»Von Null auf Heroin – so lässt sich die Geschichte vieler dieser Kinder betiteln.«
- 0 COMMENT
- 16/03/2017
- 1992 Views
- By : erzählmal.
Frieder Hoeck, Jahrgang 1941, verbrachte einen Großteil seines Lebens in der Kinder- und Jugendarbeit mit Aussiedlern aus Osteuropa. Er wehrte sich gegen altmodische pädagogische Modelle, gab den Kindern Freiraum und legte sich dabei auch mit den Behörden an. Geboren in Pforzheim, zog er für seine Ausbildung durch die unterschiedlichsten Ecken Deutschlands, verbrachte den Großteil seines Arbeitslebens in Bietigheim-Bissingen und genießt nun den Ruhestand in Tübingen.
erzählmal.: Ihr Interesse an der pädagogischen Arbeit mit Jugendlichen – kam das von Haus aus?
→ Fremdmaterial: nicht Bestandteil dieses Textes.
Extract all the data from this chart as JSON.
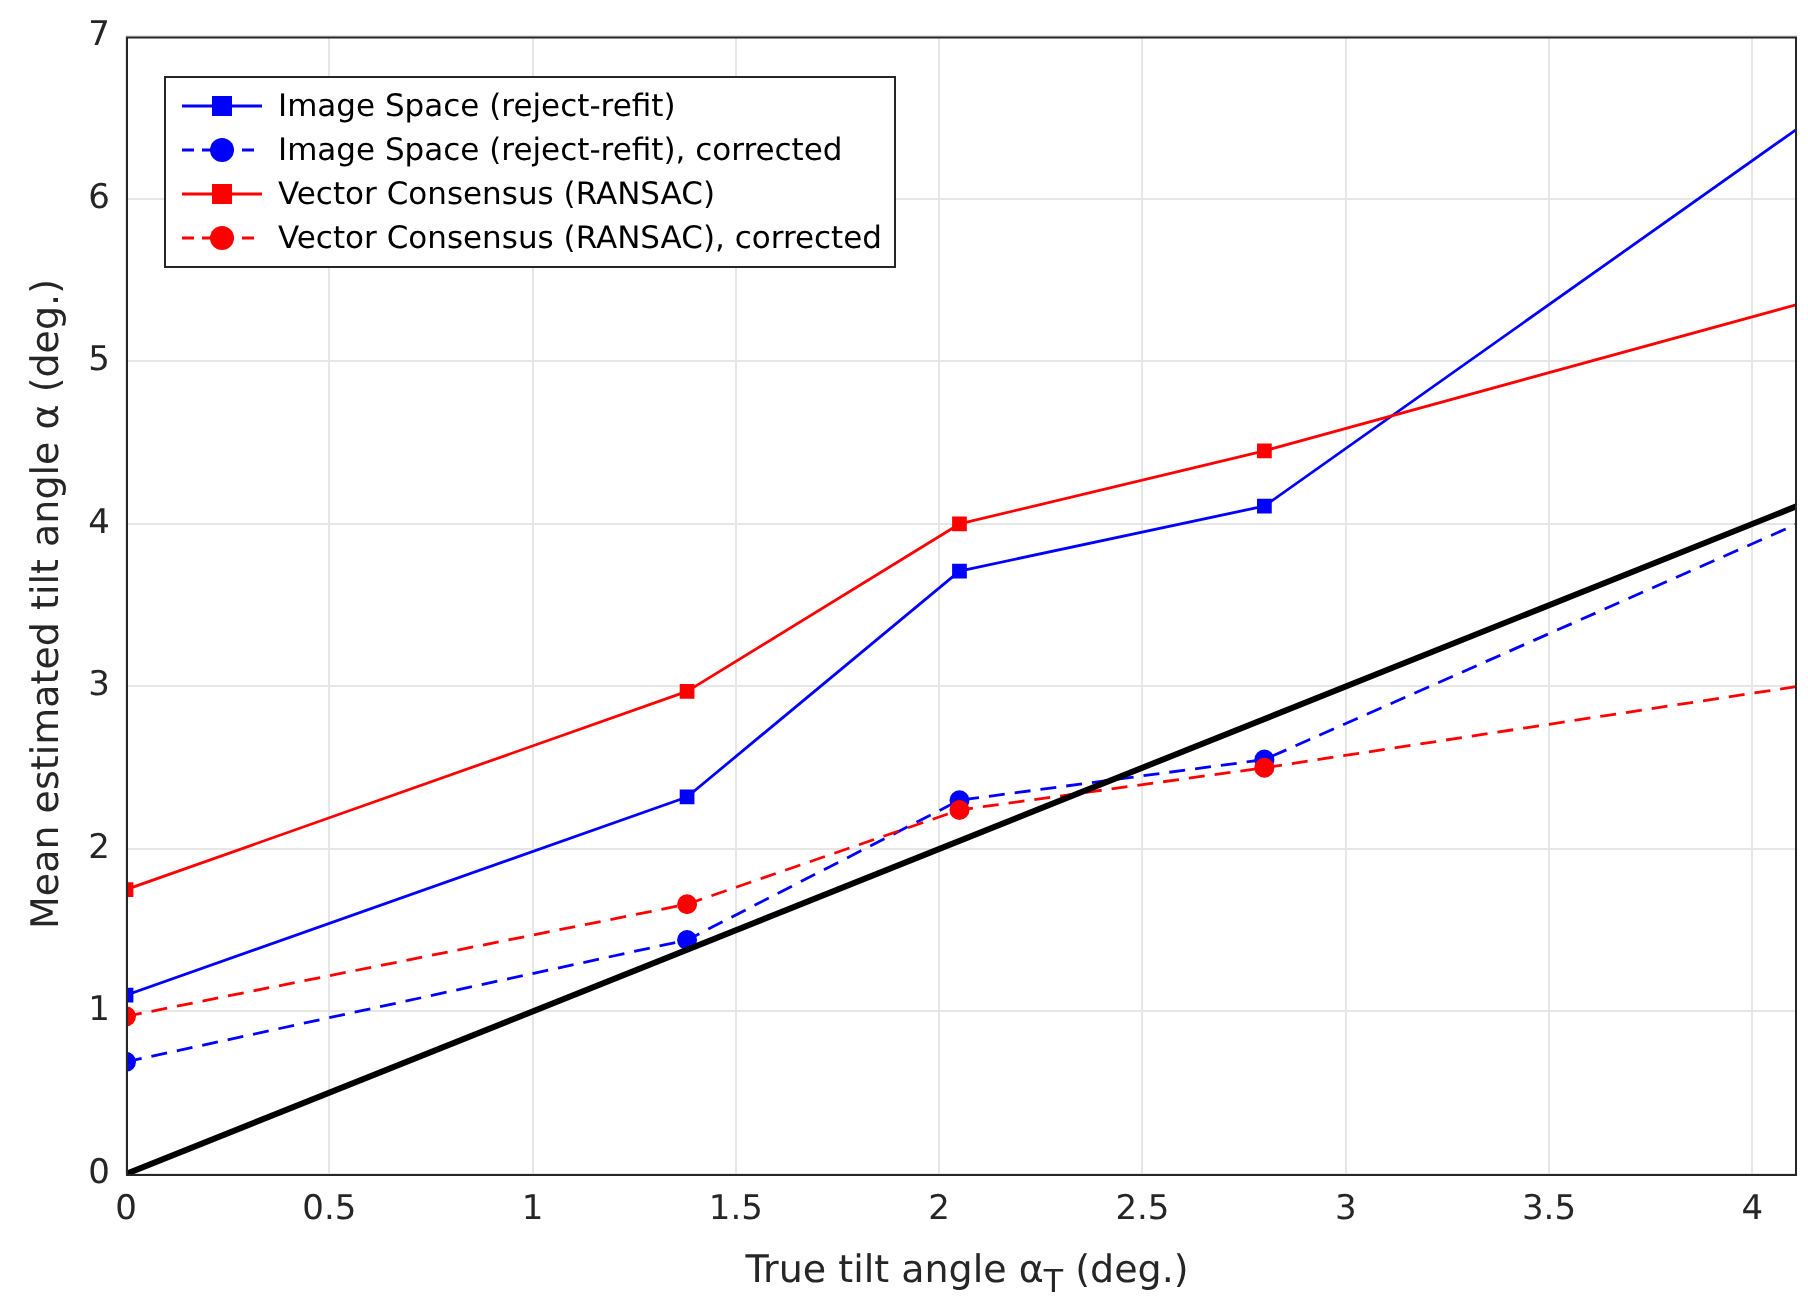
{
  "chart_data": {
    "type": "line",
    "xlabel": "True tilt angle α$_{T}$ (deg.)",
    "ylabel": "Mean estimated tilt angle α (deg.)",
    "xlim": [
      0,
      4.11
    ],
    "xticks": [
      0,
      0.5,
      1,
      1.5,
      2,
      2.5,
      3,
      3.5,
      4
    ],
    "ylim": [
      0,
      7
    ],
    "yticks": [
      0,
      1,
      2,
      3,
      4,
      5,
      6,
      7
    ],
    "grid": true,
    "legend": "top left",
    "series": [
      {
        "name": "Image Space (reject-refit)",
        "color": "#0000ff",
        "x": [
          0,
          1.38,
          2.05,
          2.8,
          4.11
        ],
        "values": [
          1.1,
          2.32,
          3.71,
          4.11,
          6.43
        ],
        "marker": "square",
        "line_style": "solid"
      },
      {
        "name": "Image Space (reject-refit), corrected",
        "color": "#0000ff",
        "x": [
          0,
          1.38,
          2.05,
          2.8,
          4.11
        ],
        "values": [
          0.69,
          1.44,
          2.3,
          2.55,
          4.0
        ],
        "marker": "circle",
        "line_style": "dashed"
      },
      {
        "name": "Vector Consensus (RANSAC)",
        "color": "#ff0000",
        "x": [
          0,
          1.38,
          2.05,
          2.8,
          4.11
        ],
        "values": [
          1.75,
          2.97,
          4.0,
          4.45,
          5.35
        ],
        "marker": "square",
        "line_style": "solid"
      },
      {
        "name": "Vector Consensus (RANSAC), corrected",
        "color": "#ff0000",
        "x": [
          0,
          1.38,
          2.05,
          2.8,
          4.11
        ],
        "values": [
          0.97,
          1.66,
          2.24,
          2.5,
          3.0
        ],
        "marker": "circle",
        "line_style": "dashed"
      },
      {
        "color": "#000000",
        "x": [
          0,
          4.11
        ],
        "values": [
          0,
          4.11
        ],
        "marker": "none",
        "line_style": "solid"
      }
    ]
  }
}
Frieder Hoeck: So kann man das nicht sagen. Ich wuchs in einem Pfarrhaus nahe Pforzheim auf. Mein Vater hatte in Tübingen Theologie studiert. Von Haus aus war mir also die Theologie mitgegeben. Nach dem Abitur ging ich nach Bethel bei Bielefeld um dort Hebräisch zu lernen und das Christentum in der Praxis zu erleben. In Marburg begann ich daraufhin mein Theologiestudium. So sehr das Christentum bis dahin in meinem Lebenslauf verankert gewesen war – ein Feuer der Leidenschaft brannte in mir nie.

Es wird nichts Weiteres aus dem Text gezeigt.